Wobei man feststellen darf: Reale, konkrete, handfeste Gewalt erkennt man sofort, wenn man mit ihr konfrontiert wird. Wer von belarussischen Polizeischlägern mit Gummiknüppeln malträtiert wird oder die Tränengasschwaden atmet, die Einsatzkommandos auf den Straßen Hongkongs oder Istanbuls gezündet haben, braucht nicht Foucaults gesammelte Werke gelesen zu haben, um zu wissen, dass er oder sie zum Opfer gewalttätiger Attacken geworden ist.
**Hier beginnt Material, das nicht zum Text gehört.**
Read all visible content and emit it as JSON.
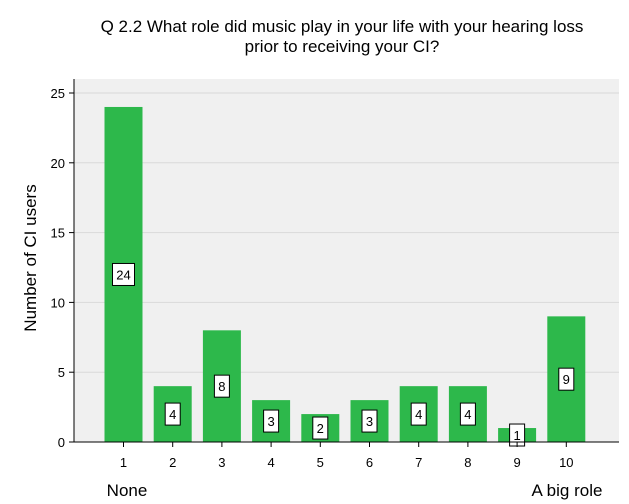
{
  "chart_data": {
    "type": "bar",
    "title_lines": [
      "Q 2.2 What role did music play in your life with your hearing loss",
      "prior to receiving your CI?"
    ],
    "ylabel": "Number of CI users",
    "xlabel": "",
    "x_anchor_labels": {
      "low": "None",
      "high": "A big role"
    },
    "categories": [
      "1",
      "2",
      "3",
      "4",
      "5",
      "6",
      "7",
      "8",
      "9",
      "10"
    ],
    "values": [
      24,
      4,
      8,
      3,
      2,
      3,
      4,
      4,
      1,
      9
    ],
    "data_labels": [
      "24",
      "4",
      "8",
      "3",
      "2",
      "3",
      "4",
      "4",
      "1",
      "9"
    ],
    "ylim": [
      0,
      25
    ],
    "yticks": [
      "0",
      "5",
      "10",
      "15",
      "20",
      "25"
    ],
    "grid": true,
    "colors": {
      "bar": "#2db84b",
      "plot_background": "#f0f0f0",
      "grid": "#d9d9d9",
      "axis": "#000000"
    }
  }
}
Unterschiedliche Aspekte der Gewaltfrage
Die Inhaber realpolitischer Macht können physische Gewalt anordnen. Damit haben Diktatoren und Autokraten kein Problem. Das Problem haben die Anderen, die Oppositionellen, die Aufbegehrenden, die gegen ihren Willen Beherrschten. Die reden sich traditionellerweise die Köpfe heiß, wann und unter welchen Umständen physische Gewalt im Kampf gegen "die da oben", gerechtfertigt ist. Judith Butler kennt diese Diskurse:
"Eines der stärksten Argumente für den Einsatz von Gewalt auf der Linken lautet, dass Gewalt taktisch erforderlich ist, um struktureller oder systemischer Gewalt wirksam zu begegnen oder um gewalttätige Regime wie das Apartheid-Regime, Diktaturen oder totalitäre Regime zu überwinden. Das mag stimmen, ich widerspreche dem nicht. Damit dieses Argument jedoch überzeugen kann, müssten wir zunächst einmal wissen, wo der Unterschied zwischen der Gewalt des Regimes und der Gewalt liegt, die das Regime zu Fall bringen will. Kann man diesen Unterschied immer benennen? Muss man unter Umständen hinnehmen, dass sich kein Unterschied zwischen der einen und der anderen Gewalt mehr angeben lässt? Anders gefragt: Kümmern die Gewalt diese Unterscheidungen und unsere Typologien überhaupt? Verdoppelt der Einsatz von Gewalt die Gewalt, und zwar in Richtungen, die sich nicht vorher eingrenzen lassen?"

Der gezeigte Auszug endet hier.